Der Erstrichter wies auch dieses restliche Klagebegehren von zusätzlich 118 285.13 S samt Anhang ab. Nach seinen Feststellungen vereinbarten die Streitteile beim Kauf des erstmals im Jahre 1977 zugelassenen PKW mit einem Kilometerstand von 41 500 einerseits, daß "Ventilklappern sowie Überprüfung der Klimaanlage von der beklagten Partei bezahlt" werden; falls aber eine größere Reparatur erforderlich sein sollte, sie vorher verständigt werden müßte. Im übrigen leistete die beklagte Partei nur dafür Gewähr, daß sich der Kaufgegenstand in einem verkehrs- und betriebssicheren Zustand befinde; eine darüber hinausgehende Gewährleistung, insbesondere für sonstige Eigenschaften und das "Fehlen gewöhnlicher oder bekanntgegebener oder in die Augen fallender Mängel", sei, soweit gesetzlich zulässig, ausgeschlossen. In allen Fällen der Gewährleistung könne sich die Lieferfirma von allfälligen Ansprüchen auf angemessene Preisminderung dadurch befreien, daß sie in einer angemessenen Frist in einer dem Käufer zumutbaren Weise die mangelhafte Sache verbessert oder das Fehlende nachträgt. Der Vertreter der Klägerin, Manfred S, der das Fahrzeug sogleich nach Wien bringen wollte, nahm die Anweisung der klagenden Partei zur Kenntnis, daß im Fall der Durchführung von Reparaturen insbesondere hinsichtlich der beiden ausdrücklich im Kaufvertrag angeführten Mängel (Ventilklappern, Klimaanlage) das Fahrzeug in die Vertrauenswerkstätte der klagenden Partei, die Firma P in Wien 10, zu bringen sei.

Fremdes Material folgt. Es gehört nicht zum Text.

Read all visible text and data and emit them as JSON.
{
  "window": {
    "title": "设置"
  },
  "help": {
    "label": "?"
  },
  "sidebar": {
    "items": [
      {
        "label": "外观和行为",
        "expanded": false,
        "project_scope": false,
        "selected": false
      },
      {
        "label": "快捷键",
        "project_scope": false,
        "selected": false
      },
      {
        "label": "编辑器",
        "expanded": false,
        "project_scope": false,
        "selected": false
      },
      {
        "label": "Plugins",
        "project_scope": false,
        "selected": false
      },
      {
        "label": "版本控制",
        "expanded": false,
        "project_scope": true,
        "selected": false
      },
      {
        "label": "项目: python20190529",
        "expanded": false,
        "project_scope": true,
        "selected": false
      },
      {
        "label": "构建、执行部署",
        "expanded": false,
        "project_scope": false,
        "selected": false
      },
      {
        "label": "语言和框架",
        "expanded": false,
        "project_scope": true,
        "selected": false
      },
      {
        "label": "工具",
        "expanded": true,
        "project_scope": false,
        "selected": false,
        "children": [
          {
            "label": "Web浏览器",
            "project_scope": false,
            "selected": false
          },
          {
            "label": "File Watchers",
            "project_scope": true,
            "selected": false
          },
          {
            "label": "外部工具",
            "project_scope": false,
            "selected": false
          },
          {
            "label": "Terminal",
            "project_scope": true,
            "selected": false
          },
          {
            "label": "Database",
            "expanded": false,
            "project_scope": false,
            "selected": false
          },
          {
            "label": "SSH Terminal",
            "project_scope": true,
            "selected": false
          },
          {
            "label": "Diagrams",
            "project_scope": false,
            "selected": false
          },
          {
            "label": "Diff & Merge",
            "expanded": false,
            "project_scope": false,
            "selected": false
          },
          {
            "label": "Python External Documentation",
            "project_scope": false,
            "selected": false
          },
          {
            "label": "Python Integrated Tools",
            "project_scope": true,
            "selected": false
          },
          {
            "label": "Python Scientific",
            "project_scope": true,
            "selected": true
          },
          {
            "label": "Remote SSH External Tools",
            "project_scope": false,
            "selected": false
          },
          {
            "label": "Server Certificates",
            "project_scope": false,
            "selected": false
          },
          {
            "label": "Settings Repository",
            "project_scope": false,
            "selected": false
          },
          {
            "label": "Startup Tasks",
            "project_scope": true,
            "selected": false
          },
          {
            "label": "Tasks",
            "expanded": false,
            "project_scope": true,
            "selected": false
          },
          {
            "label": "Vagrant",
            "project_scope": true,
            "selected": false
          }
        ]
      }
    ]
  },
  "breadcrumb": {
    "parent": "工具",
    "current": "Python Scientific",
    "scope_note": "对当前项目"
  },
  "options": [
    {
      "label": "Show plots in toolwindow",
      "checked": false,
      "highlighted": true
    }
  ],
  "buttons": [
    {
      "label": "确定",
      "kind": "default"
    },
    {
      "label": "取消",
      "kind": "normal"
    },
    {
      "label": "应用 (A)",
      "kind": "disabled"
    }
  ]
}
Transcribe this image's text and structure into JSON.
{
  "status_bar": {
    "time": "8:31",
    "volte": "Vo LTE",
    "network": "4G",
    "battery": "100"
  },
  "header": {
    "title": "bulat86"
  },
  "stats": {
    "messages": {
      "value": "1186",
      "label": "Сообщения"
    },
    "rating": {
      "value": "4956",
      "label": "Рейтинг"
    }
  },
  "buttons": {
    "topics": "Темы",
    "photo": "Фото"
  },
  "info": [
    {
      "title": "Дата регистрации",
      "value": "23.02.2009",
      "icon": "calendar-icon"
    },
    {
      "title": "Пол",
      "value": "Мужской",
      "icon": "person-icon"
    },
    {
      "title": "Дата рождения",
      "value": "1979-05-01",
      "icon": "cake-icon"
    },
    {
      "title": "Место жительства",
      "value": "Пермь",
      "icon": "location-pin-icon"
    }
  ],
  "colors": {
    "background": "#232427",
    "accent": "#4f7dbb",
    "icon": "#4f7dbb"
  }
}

Eine Überprüfung des PKW am 30. 5. 1980 durch den technischen Dienst des ÖAMTC ergab, daß das Fahrzeug zwar dem Kraftfahrgesetz 1967 entsprach, aber auch noch andere Schäden als die beim Verkauf festgestellten aufwies. Als deshalb sowohl Manfred S als auch der ÖAMTC diese weiteren Mängel rügten, erklärte die beklagte Partei sowohl Manfred S bei einem Telefongespräch als auch der Klägerin mit einem - von dieser nicht behobenen - Schreiben vom 4. 6. 1980, in dem auch die Aufhebung des Vertrages angeboten wurde, und dem ÖAMTC mit einem Schreiben vom 26. 6. 1980, daß sie Reparaturkosten nur für die beiden im Vertrag ausdrücklich aufgenommenen Mängel dann übernehme, wenn die Reparatur in der Werkstätte der Firma P durchgeführt werde. Manfred S bzw. die Klägerin haben in der Folge nicht dort, sondern in einer anderen Werkstätte die strittigen Reparaturarbeiten durchführen lassen.
Der Erstrichter vertrat die Rechtsansicht, daß die klagende Partei infolge Verletzung der Vereinbarung, Mängel in der Vertragswerkstätte der beklagten Partei in Wien beheben zu lassen, nicht berechtigt sei, die Kosten der Ersatzvornahme in einer anderen Werkstätte zu begehren. Das Feststellungsinteresse betreffend Gewährleistungsansprüche am Motor sei wegen der bereits erfolgten Motorreparatur weggefallen.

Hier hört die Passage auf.